A representative survey was carried out amid a growing immigration crisis in 14 States. In the study, pollsters asked more than 14 thousand people who had the opportunity to speak on the topic of national identity from the point of view of several aspects of the place of birth, language proficiency of the country of residence, attitude to local customs and traditions, and religious affiliation.

As it turned out, the place of birth plays a lesser role in the perception of “friend or foe”. Thus, only 13 percent of German citizens believe that it is important to be born in Germany to be a “real” German. Lower among European countries, this figure only in Sweden is 8 percent higher — almost everywhere: from the Netherlands (16%), France (25%), the UK (32%) and Spain (34%) to Poland with Italy (42%), Greece (50%), and Hungary, 52 percent of the population believe that we need to be born in the country to be a real Hungarian. This view is shared by on average 33% of Europeans and 32 percent of Americans, 21 percent of Canadians, 13 percent of Australians and half of Japan’s population. The higher the educational level of respondents — the less they see the relationship between place of birth and the opportunity to belong to the “titular nation”.

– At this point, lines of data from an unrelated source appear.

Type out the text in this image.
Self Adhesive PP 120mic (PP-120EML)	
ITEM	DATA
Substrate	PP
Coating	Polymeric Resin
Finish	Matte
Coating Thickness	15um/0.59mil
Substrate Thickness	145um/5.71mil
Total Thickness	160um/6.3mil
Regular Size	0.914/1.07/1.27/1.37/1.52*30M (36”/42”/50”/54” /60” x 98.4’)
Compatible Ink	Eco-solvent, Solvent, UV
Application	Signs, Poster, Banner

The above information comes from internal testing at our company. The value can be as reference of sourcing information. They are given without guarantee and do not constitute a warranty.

The key, from the point of view of national identity, the respondents mainly believe language proficiency: 77 percent of Europeans and 70 percent of Americans consider this factor as the most important from the perspective of the right to claim the citizenship of their country of residence. Language proficiency is especially important to the Dutch (84 percent), less than others — Italians (59%), in Germany the need of knowledge of German is considered a very significant 79 percent of those surveyed by Pew Research, only two percent of the population believe that it is not important.

The desire and ability to share local values, culture, traditions, customs of the country of residence for decades considered extremely important for belonging to a “real” Germans, French or Britons: as shown in the survey results, and this factor is not so important from the point of view of many Europeans. Only 48 per cent of us see the relationship between national identity and local culture, and spread across the continent is quite large: this relationship is important for 68 percent of Greeks and 66 percent of the Hungarians, but only 29 percent of Germans and 26 per cent of the Swedes.

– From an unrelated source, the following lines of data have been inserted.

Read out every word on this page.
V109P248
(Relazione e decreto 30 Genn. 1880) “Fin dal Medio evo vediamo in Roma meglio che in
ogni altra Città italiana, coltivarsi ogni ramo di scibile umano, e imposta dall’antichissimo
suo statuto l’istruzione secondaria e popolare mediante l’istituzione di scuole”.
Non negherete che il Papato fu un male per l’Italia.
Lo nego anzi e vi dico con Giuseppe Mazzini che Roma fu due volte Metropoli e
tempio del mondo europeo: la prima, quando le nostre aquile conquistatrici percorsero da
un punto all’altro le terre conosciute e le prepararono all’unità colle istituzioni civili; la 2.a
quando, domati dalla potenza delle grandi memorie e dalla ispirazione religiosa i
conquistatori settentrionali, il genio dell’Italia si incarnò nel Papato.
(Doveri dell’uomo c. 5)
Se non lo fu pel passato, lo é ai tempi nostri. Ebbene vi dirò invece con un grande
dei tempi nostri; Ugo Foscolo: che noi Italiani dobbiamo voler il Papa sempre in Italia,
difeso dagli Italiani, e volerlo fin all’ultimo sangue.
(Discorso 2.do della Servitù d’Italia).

The older the respondents the more often they hold right-wing political views, the more they draw Parallels between belonging to “its” and separation of national values and habits.

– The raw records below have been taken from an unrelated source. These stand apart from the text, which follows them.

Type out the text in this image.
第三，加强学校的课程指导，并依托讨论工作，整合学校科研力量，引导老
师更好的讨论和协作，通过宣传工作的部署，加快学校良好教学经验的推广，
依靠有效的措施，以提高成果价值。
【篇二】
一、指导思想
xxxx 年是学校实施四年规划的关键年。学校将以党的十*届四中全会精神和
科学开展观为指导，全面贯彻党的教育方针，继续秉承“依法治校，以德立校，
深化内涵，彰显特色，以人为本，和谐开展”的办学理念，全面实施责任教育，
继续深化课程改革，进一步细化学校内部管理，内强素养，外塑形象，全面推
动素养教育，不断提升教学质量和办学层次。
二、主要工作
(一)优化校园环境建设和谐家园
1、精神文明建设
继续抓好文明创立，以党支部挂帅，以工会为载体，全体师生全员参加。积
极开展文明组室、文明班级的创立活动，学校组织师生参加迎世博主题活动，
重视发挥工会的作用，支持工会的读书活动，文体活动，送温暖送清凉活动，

Finally, the religious question is the least significant from the point of view of national identity and attitudes to it in Europe, America or Australia. Only one out of every fifteen of the respondents believes that it is important to be a Christian in order to be considered “his”. In the US, this relationship is particularly strong: 32 percent of Americans are willing to recognize the “real Americans” only Christians. In Germany, only 11 percent of the population pay attention to faith, Greece — 54% unable to recognize the “real” Greek only the Christian, in France, the UK, Poland, Italy, Hungary, this figure ranges from 21 to 40 percent. It is not surprising that more inclined to close their eyes to the religious affiliation of young, unbelievers, followers of left-wing political traditions.

Summing up, it should be noted that the Germans reacted to the given sociologists questions with true German rationality and moderation. Residents of Germany’s most important is that the newcomers could speak the same language with us, and issues of culture, religion and place of birth we give is not nearly as important as many of our European neighbours.